少し前に購入したのが時東ぁみ「(1)さなぎのバスローブ」(→amazon.co.jp)。Wによるカバー・アルバム「デュオU&U」(→amazon.co.jp
)で見事な選曲センスを見せてくれたつんく♂のプロデュース作品だけに、このカバー楽曲中心のミニ・アルバムも聴き応えがあるだろうと確信していたのですが……どうもイマイチです。
「ふしぎなメルモ」や「黒ネコのタンゴ」は選曲の意図がよくわかりませんでした。「メロンのためいき」や「21世紀まで愛して」では、楽曲は良いのに歌唱力不足が露呈してしまい、つんく♂が書き下ろしたキャバレー歌謡風の「黄昏女艶のブルース」も同様の問題で未消化という印象なのです。
ところが。

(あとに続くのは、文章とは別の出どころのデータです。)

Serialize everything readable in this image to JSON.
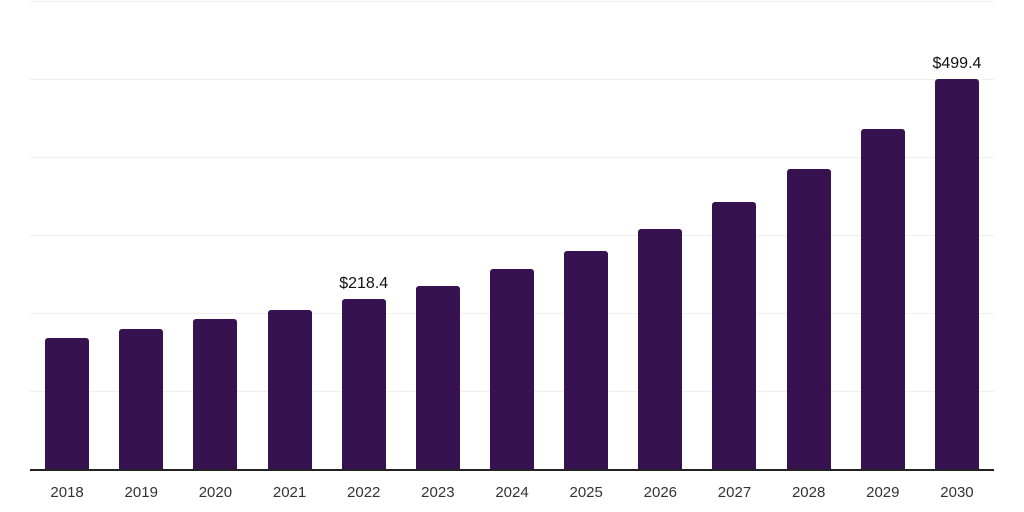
{
  "chart_data": {
    "type": "bar",
    "title": "",
    "xlabel": "",
    "ylabel": "",
    "categories": [
      "2018",
      "2019",
      "2020",
      "2021",
      "2022",
      "2023",
      "2024",
      "2025",
      "2026",
      "2027",
      "2028",
      "2029",
      "2030"
    ],
    "values": [
      167.9,
      179.5,
      191.7,
      203.9,
      218.4,
      234.6,
      256.4,
      279.5,
      307.7,
      342.9,
      384.6,
      435.9,
      499.4
    ],
    "data_labels": [
      "",
      "",
      "",
      "",
      "$218.4",
      "",
      "",
      "",
      "",
      "",
      "",
      "",
      "$499.4"
    ],
    "ylim": [
      0,
      600
    ],
    "gridline_step": 100,
    "grid": "horizontal-only",
    "legend": "none",
    "colors": {
      "bar": "#371250",
      "gridline": "#f0f0f0",
      "axis_line": "#222222",
      "tick_label": "#333333",
      "value_label": "#111111",
      "background": "#ffffff"
    }
  }
}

最後に収録されているつんく♂作の「発明美人とパインナッポー!!」、これが名曲なのです。80年代アイドル歌謡曲へのオマージュに満ち溢れていて、歌唱力の問題なんて吹き飛んでしまいます。平田祥一郎によるアレンジも、80年代と2005年のサウンドをうまくミックスしていて秀逸。サビの「イェイ、イェエ!」というコーラスや、「オイ・オイ」というコールも「あの時代」の空気を感じさせて最高です。そしてこの馬鹿馬鹿しい曲名。久々に冴えたつんく♂作品を聴くことができました。
ただ、今年のつんく♂の作品は低調な印象で、アイドル・ポップス好きの僕としては残念でした。これまでずっと投票してきた「ハロプロ楽曲大賞」も、今年は好きな楽曲が5曲もないので投票を断念。来年は「発明美人とパインナッポー!!」ぐらいの狂ったテンションの楽曲を量産してほしいものです。